N-WASP is structurally highly similar to WASP, which is expressed only in hematopoietic cells. As N-WASP, also WASP is present in both cytoplasm and nucleus, where it was found to interact with histone modifying proteins [14]. Moreover, WASP was recently reported to be important for homology directed repair [15]. WASP binds to double strand DNA breaks and moves them close to each other with help of actin polymerization, which facilitates their repair. A similar function of nuclear N-WASP in non-hematopoietic cells could be of importance for tumor formation and malignant progression. In anaplastic large cell lymphoma, WASP expression is often reduced and functions as a tumor suppressor by controlling mitogen-activated protein kinase activity via Cdc42, which is increased in the absence of N-WASP [16]. A similar effect has not yet been reported in N-WASP ko cells, but might occur in specific cell types.
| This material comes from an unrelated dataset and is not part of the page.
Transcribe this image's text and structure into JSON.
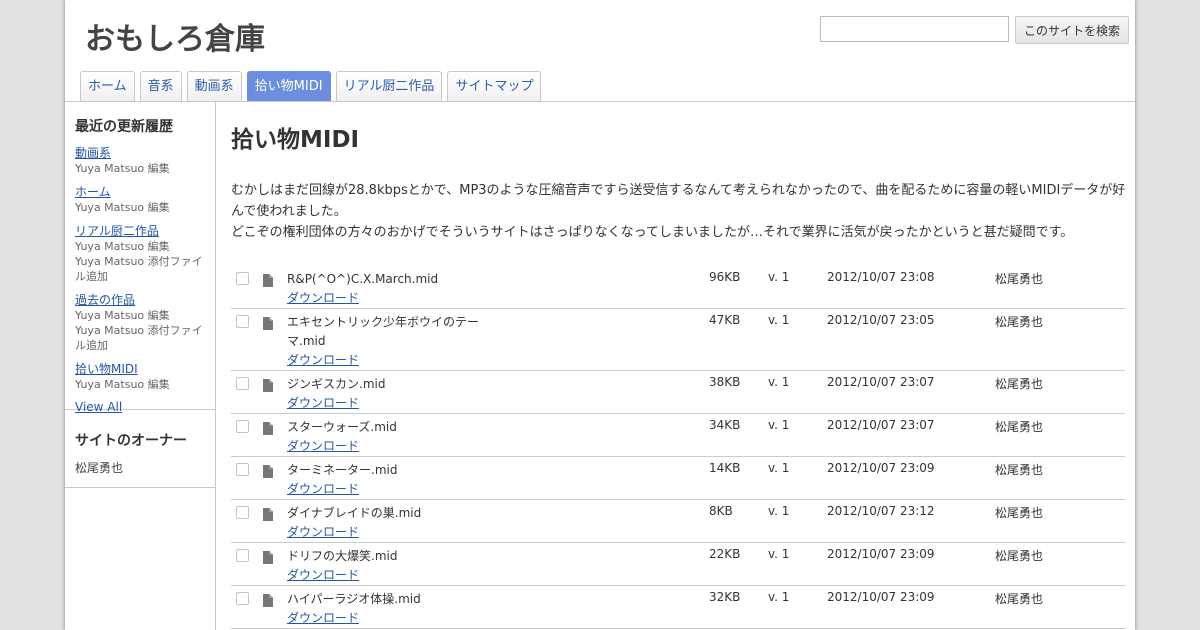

These recent findings suggest that nuclear N-WASP has cancer relevant functions and that N-WASP mutations might contribute to the formation of specific tumors. However, many important questions remain to be explored:

First, direct nuclear functions of N-WASP should be demonstrated unambiguously by adding a nuclear export signal to the N-WASP gene, thus preventing or at least decreasing its nuclear localisation.

Secondly, it should be explored how the nuclear functions of N-WASP are regulated. Phosphorylation of N-WASP at different residues is likely to play a major role in the regulation of nuclear N-WASP.

Phosphorylation of N-WASP at tyrosine Y256 was described to promote N-WASP retention in the cytoplasm, which might reduce the nuclear effects of N-WASP. Phosphorylation of N-WASP at serine 480/481 correlates with a shift of N-WASP from the chromatin-bound to the soluble nuclear fraction, suggesting that interaction of N-WASP with chromatin bound proteins such as G9a/GLP is regulated by serine/threonine kinases [7]. This could promote cellular senescence in response to oncogenic activation of certain kinase genes. To what extent Cdc42 and PIP2 binding required for nuclear N-WASP function is not known.

Thirdly, it should be explored which protein domains of N-WASP are involved in the interaction with nuclear proteins and to what extent or actin polymerisation is required.

Fourthly, how are nuclear and cytoplasmic functions of N-WASP linked? Are they activated in parallel by regulation of N-WASP conformation or rather antagonistically by changing the NWASP distribution between nucleus and cytoplasm?

Finally, the role of frequent N-WASP point mutations found in human cancers should be explored in mouse models of the respective tumors.

In conclusion, nuclear N-WASP is an interesting novel player in the prevention and promotion of cancer. As N-WASP is involved in actin polymerization in the cytoplasm as well as epigenetic regulation in the nucleus, it might link these processes allowing coordinated cellular responses via regulation of N-WASP. Future studies clarifying these issues are eagerly awaited!